ECB Insight: de Guindos Highlights Potential for Further Policy Easing to Be Needed

5 May 2025

ECB Insight: de Guindos Highlights Potential for Further Policy Easing to Be Needed

By David Barwick – FRANKFURT (Econostream) – European Central Bank Vice President Luis de Guindos on Saturday seemed to encourage expectations of further easing and in any case did not in the least push back against these.

In an interview published on Saturday in Austrian daily Die Presse, de Guindos was asked how long ECB interest rate cuts would continue. He responded that this would depend on the evolution of inflation, but that ‘we can be optimistic’, given projections showing inflation near target as of end-2025.

The answer could be seen as ambiguous to the extent that once the ECB is confident of having restored price stability, this would naturally call into question the need for yet more rate cuts, at least if the projections showing 2% inflation achieved did not incorporate additional easing.

In any case, as de Guindos readily confirms later in the interview, the March projections have been outdated since the announcement on April 2 of US tariffs.

We thus think that the more important aspect of de Guindos’ response is what he says next, namely: ‘Moreover, inflation continues to fall thanks to three additional factors.’

Those factors, including the stronger euro, weaker energy and commodity prices and the prospect of greater-than-expected wage moderation, ‘contribute to bringing inflation further down’, he said, and ‘this is the decisive factor in whether we continue to lower interest rates.’

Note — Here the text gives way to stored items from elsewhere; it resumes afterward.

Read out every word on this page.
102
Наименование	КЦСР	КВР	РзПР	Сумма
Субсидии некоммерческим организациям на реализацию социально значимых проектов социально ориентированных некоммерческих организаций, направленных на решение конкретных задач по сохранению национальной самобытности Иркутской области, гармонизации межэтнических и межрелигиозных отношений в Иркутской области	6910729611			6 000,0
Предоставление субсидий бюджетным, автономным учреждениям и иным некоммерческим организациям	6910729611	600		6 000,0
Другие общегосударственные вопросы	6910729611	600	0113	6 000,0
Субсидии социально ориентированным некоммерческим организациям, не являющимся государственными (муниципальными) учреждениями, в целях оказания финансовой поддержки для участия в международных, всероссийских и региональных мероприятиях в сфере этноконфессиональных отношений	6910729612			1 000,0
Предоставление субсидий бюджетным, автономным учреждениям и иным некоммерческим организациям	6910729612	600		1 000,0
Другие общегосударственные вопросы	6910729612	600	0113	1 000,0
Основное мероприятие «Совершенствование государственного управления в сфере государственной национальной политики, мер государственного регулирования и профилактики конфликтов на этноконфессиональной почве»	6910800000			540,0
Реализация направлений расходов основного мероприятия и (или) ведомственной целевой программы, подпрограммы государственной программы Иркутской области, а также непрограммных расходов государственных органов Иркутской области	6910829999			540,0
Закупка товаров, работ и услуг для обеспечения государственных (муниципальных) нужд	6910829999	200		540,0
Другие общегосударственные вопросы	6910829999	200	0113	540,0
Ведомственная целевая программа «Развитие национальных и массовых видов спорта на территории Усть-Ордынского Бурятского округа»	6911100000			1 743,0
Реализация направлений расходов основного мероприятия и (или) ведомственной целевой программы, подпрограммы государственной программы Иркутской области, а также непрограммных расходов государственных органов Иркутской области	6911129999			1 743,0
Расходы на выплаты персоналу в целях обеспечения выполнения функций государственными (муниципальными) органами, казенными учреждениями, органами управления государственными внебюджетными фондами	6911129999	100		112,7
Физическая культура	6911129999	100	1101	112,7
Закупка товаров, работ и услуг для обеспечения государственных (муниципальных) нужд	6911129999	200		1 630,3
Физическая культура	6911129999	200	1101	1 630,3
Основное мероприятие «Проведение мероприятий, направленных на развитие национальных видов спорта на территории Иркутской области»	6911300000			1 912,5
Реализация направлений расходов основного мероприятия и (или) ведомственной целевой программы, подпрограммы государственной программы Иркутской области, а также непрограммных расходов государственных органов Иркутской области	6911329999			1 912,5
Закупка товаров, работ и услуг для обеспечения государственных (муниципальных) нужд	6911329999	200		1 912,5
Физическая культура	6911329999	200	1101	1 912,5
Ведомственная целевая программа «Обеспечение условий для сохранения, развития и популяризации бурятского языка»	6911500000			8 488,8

It would thus seem that de Guindos is essentially saying that he sees an elevated potential for inflation not only to reach the ECB’s target but to undershoot it, which would naturally open the door to further rate cuts.

This is even before he turns to the subject of growth, in which context he notes that US trade policy has led to a deterioration of the outlook, saying that related uncertainty ‘has weighed on economic activity and is likely to delay investment and consumption.’

‘We already pointed to such downside risks in our March projections’, he continued. ‘The risks are now materialising.’

Clearly, de Guindos is referring to an unfolding situation that will have implications for future monetary policy decisions. Nothing he says suggests that he takes a very optimistic view – while a recession is unlikely, growth would fall clearly short of potential, according to de Guindos.

He doesn’t add, and doesn’t need to, that growth ‘well below potential’ would tend to foster disinflation and be a classic component of an economic environment in which a central bank loosens the monetary reins.

And that is without a fully fledged trade conflict, which he warns ‘would have a very serious impact on growth.’

There was plenty of room, either unexploited or unpublished, to draw de Guindos out on his reaction to the very first question of the interview regarding how long rate cuts would last. Under the currently prevailing uncertainty we can imagine that de Guindos would have been reluctant to appear too sure of anything.

As it is, we think his answer pointed clearly enough in the direction of a set of circumstances under which the ECB might need to ease beyond June and thus to below 2%.